For insiders, Benedict looms as one of the great teaching popes of the last couple of centuries. […] Of course, this is not what the outside world sees, and it’s definitely not the dominant media storyline. Instead, for the vast majority of people on the planet, Benedict’s pontificate has been defined largely by its train-wrecks.
In the UK Spectator, Allen, in a long exposition, “don’t be daft; you can’t put the pope on trial
Despite Robertson’s attempt to link the Holy See with the Bush administration because a Bush lawyer once confirmed its sovereign status in an American court, the Vatican’s legal independence also allowed Pope John Paul II and his envoys to emerge as the most important moral critics of the US-led war in Iraq in 2003.

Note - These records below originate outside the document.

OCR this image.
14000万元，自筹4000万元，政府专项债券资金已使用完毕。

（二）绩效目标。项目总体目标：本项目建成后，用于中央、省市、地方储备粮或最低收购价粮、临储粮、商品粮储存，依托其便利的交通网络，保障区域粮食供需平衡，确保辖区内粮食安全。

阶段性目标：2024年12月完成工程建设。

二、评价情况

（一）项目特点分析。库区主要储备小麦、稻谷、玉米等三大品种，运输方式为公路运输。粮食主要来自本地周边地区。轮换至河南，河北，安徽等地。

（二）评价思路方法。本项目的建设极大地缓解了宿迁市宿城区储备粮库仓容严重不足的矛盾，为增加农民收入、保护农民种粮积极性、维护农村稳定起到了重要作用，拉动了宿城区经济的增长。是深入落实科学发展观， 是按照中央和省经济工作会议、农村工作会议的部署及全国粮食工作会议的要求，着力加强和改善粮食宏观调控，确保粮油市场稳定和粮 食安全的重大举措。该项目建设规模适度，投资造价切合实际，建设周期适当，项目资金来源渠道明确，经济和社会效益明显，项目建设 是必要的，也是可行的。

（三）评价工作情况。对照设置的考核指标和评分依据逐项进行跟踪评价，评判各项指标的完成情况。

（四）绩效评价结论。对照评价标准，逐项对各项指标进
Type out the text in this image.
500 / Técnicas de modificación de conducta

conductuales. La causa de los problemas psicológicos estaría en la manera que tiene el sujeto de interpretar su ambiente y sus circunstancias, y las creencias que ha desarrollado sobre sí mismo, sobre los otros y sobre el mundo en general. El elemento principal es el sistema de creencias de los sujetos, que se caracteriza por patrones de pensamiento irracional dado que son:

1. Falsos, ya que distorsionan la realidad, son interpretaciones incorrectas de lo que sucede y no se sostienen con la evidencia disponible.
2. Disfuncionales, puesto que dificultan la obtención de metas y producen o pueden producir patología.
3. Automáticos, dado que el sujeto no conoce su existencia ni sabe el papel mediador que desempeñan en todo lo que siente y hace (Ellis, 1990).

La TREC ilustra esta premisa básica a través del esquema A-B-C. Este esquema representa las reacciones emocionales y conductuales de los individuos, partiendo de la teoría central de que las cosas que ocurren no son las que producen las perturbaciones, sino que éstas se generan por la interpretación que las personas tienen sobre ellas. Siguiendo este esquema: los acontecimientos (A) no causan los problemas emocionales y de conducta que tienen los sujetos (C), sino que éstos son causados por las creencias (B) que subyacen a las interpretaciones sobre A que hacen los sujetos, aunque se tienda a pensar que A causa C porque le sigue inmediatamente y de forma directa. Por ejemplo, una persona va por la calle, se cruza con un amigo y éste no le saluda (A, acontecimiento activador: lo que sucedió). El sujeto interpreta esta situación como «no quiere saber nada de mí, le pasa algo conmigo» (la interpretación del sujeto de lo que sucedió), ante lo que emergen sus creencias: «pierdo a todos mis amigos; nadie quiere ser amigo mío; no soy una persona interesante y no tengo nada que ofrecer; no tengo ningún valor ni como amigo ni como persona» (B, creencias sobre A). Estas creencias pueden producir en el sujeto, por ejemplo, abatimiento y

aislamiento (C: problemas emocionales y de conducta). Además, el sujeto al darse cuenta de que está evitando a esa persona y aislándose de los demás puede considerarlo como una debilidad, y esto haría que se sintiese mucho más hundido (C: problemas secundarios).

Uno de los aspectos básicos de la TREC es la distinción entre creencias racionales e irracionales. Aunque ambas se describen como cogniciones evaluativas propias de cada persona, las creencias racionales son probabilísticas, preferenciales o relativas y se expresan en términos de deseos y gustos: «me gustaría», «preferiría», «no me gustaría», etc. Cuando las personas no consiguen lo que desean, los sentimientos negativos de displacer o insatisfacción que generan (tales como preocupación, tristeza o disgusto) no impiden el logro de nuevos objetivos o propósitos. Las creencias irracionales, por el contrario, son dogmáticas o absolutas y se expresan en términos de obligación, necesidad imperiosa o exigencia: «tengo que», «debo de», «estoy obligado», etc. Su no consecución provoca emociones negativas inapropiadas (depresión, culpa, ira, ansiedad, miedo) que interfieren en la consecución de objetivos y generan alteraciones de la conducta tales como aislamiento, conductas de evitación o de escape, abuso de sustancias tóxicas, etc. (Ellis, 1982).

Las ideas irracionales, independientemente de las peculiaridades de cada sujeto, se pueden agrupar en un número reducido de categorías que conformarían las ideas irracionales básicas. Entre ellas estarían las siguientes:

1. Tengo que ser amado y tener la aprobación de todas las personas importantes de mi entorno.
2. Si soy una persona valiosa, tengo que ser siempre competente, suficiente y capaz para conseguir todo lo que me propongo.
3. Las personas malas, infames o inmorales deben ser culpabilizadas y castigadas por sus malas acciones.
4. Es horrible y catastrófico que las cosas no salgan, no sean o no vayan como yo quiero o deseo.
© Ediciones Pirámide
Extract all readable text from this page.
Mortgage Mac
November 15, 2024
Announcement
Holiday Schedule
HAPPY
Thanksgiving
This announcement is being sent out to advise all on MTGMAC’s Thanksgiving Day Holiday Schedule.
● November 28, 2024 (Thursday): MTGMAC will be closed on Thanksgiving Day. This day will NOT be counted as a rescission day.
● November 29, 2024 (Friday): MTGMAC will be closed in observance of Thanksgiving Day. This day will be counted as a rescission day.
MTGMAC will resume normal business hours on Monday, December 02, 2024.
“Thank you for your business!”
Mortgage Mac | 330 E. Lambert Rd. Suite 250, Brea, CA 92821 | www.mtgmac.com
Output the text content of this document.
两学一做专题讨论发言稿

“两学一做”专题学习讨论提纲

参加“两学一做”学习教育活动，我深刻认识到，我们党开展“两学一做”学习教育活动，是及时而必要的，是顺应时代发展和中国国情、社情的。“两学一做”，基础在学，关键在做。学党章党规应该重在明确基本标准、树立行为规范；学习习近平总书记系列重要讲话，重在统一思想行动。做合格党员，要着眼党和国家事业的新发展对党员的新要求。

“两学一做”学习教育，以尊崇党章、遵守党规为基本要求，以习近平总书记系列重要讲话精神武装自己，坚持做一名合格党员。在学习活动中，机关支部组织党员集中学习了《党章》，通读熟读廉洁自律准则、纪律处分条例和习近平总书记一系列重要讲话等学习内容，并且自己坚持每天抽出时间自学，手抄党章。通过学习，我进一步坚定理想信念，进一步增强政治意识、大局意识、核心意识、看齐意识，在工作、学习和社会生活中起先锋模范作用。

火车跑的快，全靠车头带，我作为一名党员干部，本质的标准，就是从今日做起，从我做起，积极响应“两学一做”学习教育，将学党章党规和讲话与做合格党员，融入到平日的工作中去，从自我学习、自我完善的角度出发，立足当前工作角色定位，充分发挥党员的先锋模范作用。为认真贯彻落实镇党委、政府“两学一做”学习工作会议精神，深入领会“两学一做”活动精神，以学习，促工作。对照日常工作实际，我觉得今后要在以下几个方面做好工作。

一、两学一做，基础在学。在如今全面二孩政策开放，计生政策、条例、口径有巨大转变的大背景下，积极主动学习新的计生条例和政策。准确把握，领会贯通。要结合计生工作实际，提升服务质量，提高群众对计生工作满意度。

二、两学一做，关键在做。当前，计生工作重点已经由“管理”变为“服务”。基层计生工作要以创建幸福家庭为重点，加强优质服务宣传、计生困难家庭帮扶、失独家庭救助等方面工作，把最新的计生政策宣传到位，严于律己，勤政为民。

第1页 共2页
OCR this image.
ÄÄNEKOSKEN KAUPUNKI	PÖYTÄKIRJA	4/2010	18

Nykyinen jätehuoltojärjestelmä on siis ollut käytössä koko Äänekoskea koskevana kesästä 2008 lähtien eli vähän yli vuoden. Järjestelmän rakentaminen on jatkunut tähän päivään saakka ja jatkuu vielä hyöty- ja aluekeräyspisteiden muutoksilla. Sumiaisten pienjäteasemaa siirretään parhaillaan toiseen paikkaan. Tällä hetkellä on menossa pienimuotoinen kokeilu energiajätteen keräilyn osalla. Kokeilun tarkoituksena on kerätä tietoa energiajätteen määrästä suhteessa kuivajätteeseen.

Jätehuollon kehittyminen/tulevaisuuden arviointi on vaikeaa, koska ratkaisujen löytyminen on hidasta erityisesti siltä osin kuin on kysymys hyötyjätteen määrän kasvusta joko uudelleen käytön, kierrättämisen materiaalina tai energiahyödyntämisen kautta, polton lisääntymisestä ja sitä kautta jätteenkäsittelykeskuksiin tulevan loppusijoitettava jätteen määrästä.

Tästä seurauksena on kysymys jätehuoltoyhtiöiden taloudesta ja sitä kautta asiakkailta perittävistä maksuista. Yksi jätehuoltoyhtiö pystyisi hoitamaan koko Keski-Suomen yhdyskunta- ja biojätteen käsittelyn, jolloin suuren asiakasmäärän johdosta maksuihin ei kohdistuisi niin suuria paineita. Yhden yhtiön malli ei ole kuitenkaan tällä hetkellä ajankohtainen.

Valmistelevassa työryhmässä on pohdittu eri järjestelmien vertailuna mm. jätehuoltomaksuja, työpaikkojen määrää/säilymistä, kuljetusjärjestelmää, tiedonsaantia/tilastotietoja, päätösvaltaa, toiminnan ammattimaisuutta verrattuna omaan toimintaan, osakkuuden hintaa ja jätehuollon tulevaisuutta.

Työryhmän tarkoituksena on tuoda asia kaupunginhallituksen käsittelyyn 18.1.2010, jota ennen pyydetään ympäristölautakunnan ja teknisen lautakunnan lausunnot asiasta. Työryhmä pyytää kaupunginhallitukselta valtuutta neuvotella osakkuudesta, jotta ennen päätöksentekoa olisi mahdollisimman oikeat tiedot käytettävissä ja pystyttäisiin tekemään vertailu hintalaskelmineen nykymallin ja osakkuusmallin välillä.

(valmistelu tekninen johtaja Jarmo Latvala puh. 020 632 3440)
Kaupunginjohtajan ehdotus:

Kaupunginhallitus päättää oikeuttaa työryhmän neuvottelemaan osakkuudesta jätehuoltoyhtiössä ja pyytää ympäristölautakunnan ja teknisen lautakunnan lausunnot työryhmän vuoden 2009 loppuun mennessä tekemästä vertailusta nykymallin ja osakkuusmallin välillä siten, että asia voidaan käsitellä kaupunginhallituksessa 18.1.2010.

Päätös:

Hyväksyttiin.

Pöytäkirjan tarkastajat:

By any reasonable standard, Pope Benedict XVI is the head of a sovereign entity and entitled to immunity under international law.
Ultimately, however, that’s not the reason why attempts to indict Benedict as the mastermind of a global conspiracy to protect paedophile priests miss the mark. If he truly were guilty as charged, then an effort to bulldoze through centuries of legal precedent to bring him to heel might be warranted.
In reality, those who have paid attention to this story over the past decade — as opposed to waking up to it only now — realise that no senior figure in the Catholic Church has done more to combat priestly sex abuse than the current pope.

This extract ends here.